LITTLE ROCK — Lawmakers seeking to address a 30 percent rise in the number of children in foster care interviewed a panel of judges and a Supreme Court justice for more than 90 minutes Tuesday morning at the state Capitol. Members of the Joint Peer Review Committee have been working for several months to identify causes of the increase and to figure out a way to counteract it.

Testifying before the committee Tuesday morning was Arkansas Supreme Court Justice Rhonda Wood, Pulaski County Circuit Judge Joyce Warren, Saline County Circuit Judge Gary Arnold, Jefferson-Lincoln Counties Circuit Judge Earnest Brown, and David Sachar, the executive director of the Judicial Discipline and Disability Commission.

Sen. Alan Clark, R-Lonsdale, co-chairman of the committee, said the committee has worked for months to find answers to a few questions, and said judges can often identify problems that affect how they decide cases.

“You have to make some decisions that take, truly ultimate wisdom, where there doesn’t seem to be a right answer, so we want to know how we can help you make sure we’re making the right answers for Arkansas families and Arkansas kids,” said Clark.

Arnold told lawmakers a big part of the problem is the excessive caseloads that create a no win situation for caseworkers.

“We oftentimes set some of them up to fail by giving them more than they can adequately do,” Arnold said, adding that caseworkers are “where the rubber meets the road. When we give them more than they can do properly, it results in turnover and frustration for everyone involved.”

Arnold said such conditions create a cycle that is difficult to break.

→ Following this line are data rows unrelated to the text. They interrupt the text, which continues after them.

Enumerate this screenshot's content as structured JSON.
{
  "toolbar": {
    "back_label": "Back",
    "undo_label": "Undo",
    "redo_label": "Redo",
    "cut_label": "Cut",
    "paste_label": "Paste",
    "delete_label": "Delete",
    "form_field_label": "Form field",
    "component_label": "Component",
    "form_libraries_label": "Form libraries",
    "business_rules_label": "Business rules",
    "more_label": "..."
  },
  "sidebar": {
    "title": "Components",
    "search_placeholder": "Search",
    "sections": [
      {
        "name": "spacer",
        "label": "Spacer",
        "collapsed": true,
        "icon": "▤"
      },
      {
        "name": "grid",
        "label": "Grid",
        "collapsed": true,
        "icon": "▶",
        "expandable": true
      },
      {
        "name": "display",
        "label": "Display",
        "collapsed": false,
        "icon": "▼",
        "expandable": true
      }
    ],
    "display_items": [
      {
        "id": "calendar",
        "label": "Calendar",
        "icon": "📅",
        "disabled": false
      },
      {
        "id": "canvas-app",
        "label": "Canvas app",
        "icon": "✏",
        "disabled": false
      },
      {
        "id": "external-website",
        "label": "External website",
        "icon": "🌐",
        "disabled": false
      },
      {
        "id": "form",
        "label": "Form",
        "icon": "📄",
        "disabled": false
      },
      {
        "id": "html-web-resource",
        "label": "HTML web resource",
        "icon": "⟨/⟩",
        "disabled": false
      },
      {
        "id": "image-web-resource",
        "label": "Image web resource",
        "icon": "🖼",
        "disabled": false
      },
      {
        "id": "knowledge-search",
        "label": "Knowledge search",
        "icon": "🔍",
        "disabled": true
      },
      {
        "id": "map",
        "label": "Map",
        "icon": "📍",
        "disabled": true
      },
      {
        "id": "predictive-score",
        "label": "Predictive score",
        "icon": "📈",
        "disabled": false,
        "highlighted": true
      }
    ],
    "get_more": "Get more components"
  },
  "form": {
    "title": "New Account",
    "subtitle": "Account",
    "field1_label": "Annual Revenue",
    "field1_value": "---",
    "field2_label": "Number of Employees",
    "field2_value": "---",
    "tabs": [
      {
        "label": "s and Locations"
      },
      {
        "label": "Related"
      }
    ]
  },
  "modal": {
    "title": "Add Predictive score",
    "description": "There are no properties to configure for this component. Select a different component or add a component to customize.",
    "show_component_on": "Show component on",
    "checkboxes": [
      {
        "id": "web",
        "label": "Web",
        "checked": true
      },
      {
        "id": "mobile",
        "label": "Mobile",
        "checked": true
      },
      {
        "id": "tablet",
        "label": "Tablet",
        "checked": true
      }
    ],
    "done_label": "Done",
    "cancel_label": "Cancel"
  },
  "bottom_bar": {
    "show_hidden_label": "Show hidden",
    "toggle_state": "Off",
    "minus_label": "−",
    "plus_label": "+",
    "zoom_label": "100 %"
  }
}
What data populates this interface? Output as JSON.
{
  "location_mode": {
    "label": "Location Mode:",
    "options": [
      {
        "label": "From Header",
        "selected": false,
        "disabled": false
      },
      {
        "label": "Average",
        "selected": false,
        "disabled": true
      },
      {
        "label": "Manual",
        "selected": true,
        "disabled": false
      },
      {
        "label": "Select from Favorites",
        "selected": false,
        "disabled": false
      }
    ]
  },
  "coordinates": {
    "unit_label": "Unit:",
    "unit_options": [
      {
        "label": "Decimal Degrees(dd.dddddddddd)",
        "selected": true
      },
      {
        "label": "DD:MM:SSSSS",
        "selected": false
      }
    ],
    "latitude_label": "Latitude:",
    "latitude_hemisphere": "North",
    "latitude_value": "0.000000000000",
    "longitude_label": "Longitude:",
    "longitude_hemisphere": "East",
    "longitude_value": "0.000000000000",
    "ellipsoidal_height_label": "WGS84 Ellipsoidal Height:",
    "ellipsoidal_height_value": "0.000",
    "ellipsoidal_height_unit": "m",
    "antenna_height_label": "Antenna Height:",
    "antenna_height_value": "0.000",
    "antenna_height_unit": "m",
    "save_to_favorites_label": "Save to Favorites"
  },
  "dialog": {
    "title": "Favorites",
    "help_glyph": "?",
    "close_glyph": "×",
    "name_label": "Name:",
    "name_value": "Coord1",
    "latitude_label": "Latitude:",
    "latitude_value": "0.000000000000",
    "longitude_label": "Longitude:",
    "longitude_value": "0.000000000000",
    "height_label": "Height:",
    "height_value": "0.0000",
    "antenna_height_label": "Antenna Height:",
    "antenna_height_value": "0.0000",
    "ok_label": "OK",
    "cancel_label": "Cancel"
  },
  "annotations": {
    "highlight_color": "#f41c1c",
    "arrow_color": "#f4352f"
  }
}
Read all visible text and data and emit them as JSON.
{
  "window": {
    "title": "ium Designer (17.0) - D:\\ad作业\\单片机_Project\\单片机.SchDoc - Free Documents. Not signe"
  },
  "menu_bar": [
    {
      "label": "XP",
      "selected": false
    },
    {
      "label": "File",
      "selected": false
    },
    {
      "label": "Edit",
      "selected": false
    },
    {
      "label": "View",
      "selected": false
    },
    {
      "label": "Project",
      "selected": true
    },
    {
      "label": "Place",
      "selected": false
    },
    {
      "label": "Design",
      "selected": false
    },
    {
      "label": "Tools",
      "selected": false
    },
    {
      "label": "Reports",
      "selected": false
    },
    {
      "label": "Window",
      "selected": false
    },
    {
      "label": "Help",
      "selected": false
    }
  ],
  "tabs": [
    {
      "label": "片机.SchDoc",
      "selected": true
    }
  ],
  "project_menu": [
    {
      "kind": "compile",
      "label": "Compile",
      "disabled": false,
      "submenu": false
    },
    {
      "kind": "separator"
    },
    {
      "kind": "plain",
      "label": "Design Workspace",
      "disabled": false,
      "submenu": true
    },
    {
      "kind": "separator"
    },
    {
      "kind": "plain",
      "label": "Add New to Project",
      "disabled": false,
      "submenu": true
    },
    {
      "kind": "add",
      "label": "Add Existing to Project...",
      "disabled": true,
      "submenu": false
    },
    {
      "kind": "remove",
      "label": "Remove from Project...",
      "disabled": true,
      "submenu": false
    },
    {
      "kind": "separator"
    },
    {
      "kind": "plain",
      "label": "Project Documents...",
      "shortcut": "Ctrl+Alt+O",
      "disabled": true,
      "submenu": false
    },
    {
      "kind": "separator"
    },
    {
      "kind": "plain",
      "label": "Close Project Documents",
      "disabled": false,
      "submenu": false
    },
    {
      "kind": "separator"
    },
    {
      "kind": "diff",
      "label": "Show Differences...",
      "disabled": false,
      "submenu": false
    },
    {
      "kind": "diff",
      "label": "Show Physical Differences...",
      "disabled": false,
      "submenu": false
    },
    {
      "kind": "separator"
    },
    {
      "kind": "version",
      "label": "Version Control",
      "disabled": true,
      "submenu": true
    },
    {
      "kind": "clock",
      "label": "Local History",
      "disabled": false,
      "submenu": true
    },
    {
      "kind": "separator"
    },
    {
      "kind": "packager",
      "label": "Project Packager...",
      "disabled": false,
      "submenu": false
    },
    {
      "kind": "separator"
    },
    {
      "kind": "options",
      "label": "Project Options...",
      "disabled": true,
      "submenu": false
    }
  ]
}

“Everyone involved does the best they can, or they quit,” he said.

Wood said the system often fails the children it was set up to protect, with those ages 10 to 17 at particular risk. She related a case she was familiar with regarding emergency removal of a child who was then sent to the other side of the state. Wood said the result was that the youth lost the one thing he was passionate about; sports.

“He lost his educational stability, he lost friend stability, he had no church stability, he lost his family and parent stability, and the only thing he had pride in, he lost as well,” she said. “It ended up just being a ridiculous situation.”

Wood said placing children in their home communities allows them to maintain continuity with school, church, friends, sports and other important and stabilizing influences.

Wood said one problem with the overloading of the system is that judges don’t always receive all the information they need to decide cases.

“Decisions are only as good as the information those decisions are based on, and sometimes we don’t have good information,” she said, the result being that children are often removed from homes with caseworkers and judges being unaware that placement options may exist closer to home.

Rep. Kim Hammer, R-Benton, asked about options for assistance with faith-based organizations. Judge Warren told him that in Pulaski County, DHS often partners with a faith-based organization named “The Call,” but said those organizations don’t exist in every judicial district.

“They come in and help with transportation assistance, open their homes as foster parents, open their homes for adoption,” said Warren, adding that such organizations can often help as neighbors.

“It’s kind of like help your neighbor,” Warren said. “Years ago when kids were in trouble, parents had trouble financially, or somebody got sick, the neighbors said, ‘I’ll take your kids in. I’ll raise them for a year or so.’ When the state gets involved, of course, they have to make sure that whoever is taking care of these children is going to be competent, protective and appropriate to take care of these children in a substitute situation.”

Wood noted that, regarding faith-based assistance, state statute forbids judges from recommending one care provider over another, but said making such organizations aware of the problems can result in more participation, which is something she said judges can address.

“We have just as much responsibility as community leaders to go into the community and let the faith-based organizations know what the needs are. What I’ve found is when we do that, they respond,” she said.